What probably attracts the most attention of the song is Lamar who takes a notch, becoming more and more like the partner in distress at the end of his mind, his voice being one of his best memories, sniffing and everything. (Will never be defeated after Future makes him ride in "King's Dead" using the same technique). Wayne has always played with his voice, taking an Alien-like presence in "Phone Home", but he mostly tends to stay in his vocal pocket. Wayne always sounds like Wayne, while the protégés like Young Thug and, in this case, Kendrick, took the lead, seeming totally different from themselves and simultaneously becoming new people. Wayne inadvertently inspired a form of role-playing that goes beyond faces and characters through words and voices.
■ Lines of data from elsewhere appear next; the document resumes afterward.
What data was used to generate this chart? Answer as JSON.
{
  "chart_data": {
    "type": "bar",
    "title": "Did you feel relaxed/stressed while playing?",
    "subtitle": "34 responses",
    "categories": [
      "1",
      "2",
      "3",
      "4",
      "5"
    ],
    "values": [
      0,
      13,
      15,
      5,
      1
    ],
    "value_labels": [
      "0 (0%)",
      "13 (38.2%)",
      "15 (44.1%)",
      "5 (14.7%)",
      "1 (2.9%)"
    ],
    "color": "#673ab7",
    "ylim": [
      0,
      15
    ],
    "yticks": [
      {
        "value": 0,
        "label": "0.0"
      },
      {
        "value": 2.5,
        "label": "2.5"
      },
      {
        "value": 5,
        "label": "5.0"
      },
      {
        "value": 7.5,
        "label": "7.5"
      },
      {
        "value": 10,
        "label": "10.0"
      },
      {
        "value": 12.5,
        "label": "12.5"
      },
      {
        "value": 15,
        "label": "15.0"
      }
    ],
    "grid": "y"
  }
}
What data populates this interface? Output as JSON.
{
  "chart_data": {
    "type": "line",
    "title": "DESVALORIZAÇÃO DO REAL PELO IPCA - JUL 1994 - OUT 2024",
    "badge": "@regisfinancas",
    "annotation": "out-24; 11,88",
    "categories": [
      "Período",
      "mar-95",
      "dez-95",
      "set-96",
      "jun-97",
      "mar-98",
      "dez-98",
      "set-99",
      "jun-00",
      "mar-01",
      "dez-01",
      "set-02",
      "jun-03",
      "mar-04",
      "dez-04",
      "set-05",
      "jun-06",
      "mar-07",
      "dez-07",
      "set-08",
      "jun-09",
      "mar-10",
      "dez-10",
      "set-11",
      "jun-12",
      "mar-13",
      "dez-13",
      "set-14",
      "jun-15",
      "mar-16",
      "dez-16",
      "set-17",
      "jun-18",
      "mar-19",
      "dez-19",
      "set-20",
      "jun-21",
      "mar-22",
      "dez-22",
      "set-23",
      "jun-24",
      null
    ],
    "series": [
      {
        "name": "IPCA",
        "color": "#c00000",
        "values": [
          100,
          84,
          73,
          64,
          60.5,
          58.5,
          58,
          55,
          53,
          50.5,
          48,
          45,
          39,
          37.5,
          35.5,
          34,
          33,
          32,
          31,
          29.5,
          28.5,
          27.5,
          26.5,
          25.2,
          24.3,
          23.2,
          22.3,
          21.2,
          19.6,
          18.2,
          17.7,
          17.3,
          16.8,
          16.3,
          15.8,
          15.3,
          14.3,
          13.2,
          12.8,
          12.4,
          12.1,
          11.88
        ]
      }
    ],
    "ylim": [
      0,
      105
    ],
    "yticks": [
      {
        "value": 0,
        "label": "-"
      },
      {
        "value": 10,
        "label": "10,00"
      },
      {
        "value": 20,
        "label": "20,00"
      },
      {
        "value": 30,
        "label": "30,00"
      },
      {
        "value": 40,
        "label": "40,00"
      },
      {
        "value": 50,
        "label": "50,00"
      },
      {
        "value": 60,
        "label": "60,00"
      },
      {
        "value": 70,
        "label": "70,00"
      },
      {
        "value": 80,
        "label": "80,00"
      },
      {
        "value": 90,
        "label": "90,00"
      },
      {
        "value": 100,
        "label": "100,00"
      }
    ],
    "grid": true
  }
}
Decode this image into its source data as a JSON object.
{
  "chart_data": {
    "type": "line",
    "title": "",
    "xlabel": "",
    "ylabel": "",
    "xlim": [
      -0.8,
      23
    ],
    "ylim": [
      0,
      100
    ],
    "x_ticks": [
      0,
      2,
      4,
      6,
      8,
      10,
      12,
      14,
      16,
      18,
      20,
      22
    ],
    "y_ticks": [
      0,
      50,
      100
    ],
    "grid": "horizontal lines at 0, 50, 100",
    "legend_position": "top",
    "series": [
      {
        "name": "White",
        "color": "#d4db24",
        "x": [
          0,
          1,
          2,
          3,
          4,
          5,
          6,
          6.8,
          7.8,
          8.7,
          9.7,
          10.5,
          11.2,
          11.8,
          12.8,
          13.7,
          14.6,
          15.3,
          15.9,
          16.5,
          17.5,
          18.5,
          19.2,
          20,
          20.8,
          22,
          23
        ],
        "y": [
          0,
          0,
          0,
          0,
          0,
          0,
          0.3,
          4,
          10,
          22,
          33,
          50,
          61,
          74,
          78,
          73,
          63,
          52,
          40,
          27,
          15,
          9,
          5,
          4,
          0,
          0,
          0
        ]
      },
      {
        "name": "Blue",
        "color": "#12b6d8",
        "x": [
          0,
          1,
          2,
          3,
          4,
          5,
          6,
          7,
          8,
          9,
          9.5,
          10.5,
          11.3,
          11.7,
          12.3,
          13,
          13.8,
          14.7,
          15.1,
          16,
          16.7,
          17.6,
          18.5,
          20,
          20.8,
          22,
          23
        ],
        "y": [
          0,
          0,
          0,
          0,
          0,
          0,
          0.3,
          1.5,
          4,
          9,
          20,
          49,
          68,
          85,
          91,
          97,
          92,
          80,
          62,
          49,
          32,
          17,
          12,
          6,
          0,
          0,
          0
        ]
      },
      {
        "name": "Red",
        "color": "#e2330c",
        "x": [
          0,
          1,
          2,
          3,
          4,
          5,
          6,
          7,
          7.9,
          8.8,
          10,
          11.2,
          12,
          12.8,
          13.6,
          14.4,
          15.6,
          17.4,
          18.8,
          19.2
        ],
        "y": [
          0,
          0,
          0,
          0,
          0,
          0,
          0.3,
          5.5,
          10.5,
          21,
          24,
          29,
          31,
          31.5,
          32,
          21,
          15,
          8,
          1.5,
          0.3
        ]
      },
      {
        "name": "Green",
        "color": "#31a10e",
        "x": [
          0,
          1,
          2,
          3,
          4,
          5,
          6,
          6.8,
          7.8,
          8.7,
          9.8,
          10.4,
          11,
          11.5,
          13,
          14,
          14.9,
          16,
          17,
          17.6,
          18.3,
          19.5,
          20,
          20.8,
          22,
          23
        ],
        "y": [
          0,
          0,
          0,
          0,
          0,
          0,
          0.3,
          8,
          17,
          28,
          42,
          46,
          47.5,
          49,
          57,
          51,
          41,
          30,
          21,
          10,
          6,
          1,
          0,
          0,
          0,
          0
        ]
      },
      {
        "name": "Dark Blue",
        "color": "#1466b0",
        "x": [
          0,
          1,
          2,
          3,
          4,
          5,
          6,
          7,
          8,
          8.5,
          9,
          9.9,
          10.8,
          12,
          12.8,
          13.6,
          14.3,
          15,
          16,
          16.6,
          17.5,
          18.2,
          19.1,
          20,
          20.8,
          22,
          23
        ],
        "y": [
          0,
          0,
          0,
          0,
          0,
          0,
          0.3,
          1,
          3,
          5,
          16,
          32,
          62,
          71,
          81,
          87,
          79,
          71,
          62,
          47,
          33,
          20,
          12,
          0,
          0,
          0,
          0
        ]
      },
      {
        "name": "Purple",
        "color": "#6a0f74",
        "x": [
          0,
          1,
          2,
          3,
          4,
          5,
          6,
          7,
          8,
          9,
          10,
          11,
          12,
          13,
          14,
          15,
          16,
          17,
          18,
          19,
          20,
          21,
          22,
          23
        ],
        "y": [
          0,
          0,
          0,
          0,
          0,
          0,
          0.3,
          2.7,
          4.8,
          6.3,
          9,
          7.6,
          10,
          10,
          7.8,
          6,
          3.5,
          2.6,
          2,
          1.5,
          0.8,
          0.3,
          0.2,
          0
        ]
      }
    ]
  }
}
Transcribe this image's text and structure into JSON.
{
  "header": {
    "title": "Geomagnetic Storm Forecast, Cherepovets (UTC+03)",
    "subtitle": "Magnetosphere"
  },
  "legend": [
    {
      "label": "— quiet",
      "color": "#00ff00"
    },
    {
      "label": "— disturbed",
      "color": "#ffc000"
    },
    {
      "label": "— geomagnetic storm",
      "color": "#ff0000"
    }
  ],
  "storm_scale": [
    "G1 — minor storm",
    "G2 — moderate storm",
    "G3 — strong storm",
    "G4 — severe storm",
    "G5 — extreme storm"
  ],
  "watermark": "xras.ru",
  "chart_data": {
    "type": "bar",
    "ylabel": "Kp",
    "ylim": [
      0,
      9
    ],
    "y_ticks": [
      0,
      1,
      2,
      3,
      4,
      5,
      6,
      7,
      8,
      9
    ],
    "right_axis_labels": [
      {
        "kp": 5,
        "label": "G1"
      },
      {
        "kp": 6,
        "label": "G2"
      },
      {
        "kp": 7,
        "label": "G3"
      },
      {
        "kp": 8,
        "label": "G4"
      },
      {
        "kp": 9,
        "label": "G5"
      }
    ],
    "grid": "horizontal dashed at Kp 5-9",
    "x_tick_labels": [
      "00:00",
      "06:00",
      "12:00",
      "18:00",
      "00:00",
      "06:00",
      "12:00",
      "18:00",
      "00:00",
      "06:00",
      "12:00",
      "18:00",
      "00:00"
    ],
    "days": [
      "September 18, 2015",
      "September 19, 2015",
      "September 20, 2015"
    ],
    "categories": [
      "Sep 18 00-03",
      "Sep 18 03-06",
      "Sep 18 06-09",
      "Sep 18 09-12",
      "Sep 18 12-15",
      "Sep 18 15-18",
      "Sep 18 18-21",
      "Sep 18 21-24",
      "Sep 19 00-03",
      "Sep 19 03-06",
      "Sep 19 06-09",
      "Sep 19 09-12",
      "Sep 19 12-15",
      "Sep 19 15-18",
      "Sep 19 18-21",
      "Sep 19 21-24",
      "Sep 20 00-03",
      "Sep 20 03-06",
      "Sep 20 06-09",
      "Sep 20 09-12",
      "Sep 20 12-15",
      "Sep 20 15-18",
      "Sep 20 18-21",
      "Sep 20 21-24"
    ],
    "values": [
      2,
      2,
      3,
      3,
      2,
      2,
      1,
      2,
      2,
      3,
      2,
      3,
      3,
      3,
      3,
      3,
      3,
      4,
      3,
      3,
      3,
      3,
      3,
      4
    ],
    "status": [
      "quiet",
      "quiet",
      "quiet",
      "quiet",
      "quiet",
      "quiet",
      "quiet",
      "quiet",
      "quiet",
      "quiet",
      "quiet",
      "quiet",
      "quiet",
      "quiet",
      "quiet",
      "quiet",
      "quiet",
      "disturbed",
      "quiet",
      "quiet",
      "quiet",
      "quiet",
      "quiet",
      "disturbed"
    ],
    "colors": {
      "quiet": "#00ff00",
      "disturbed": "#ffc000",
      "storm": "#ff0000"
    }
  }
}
The best thing about this song, however, is how the two verses could be closer to each other on any track. A great song has a climax that brings you to its conclusion to feel energized, drained or blossomed. Wayne is a master of this form and it's hard not to imagine Kendrick pulling him out of him too. Bring Lil Wayne on anything between 2005 and 2008 – the best example is his appearance on DJ Khaled's "We Takin Over" (you've probably heard the verse in your head). Lamar has also made a career as evidenced by the remix "Ridin Round Town", "Fucking Problem" with, again, another quote on his dick. ("Wowzers" still usurps that, he has a whole on Wayne's penis). Nevertheless, the "give and take" proposed on "Mona Lisa" is the outstanding point of brilliance of an album that delivers widely. This is not the confused passage of a torch from a rapper who has had the most commercial success to a former student and shows what he has learned to his tutor.

Also for controversy, Wayne had the best verse, Kendrick's just sounded colder.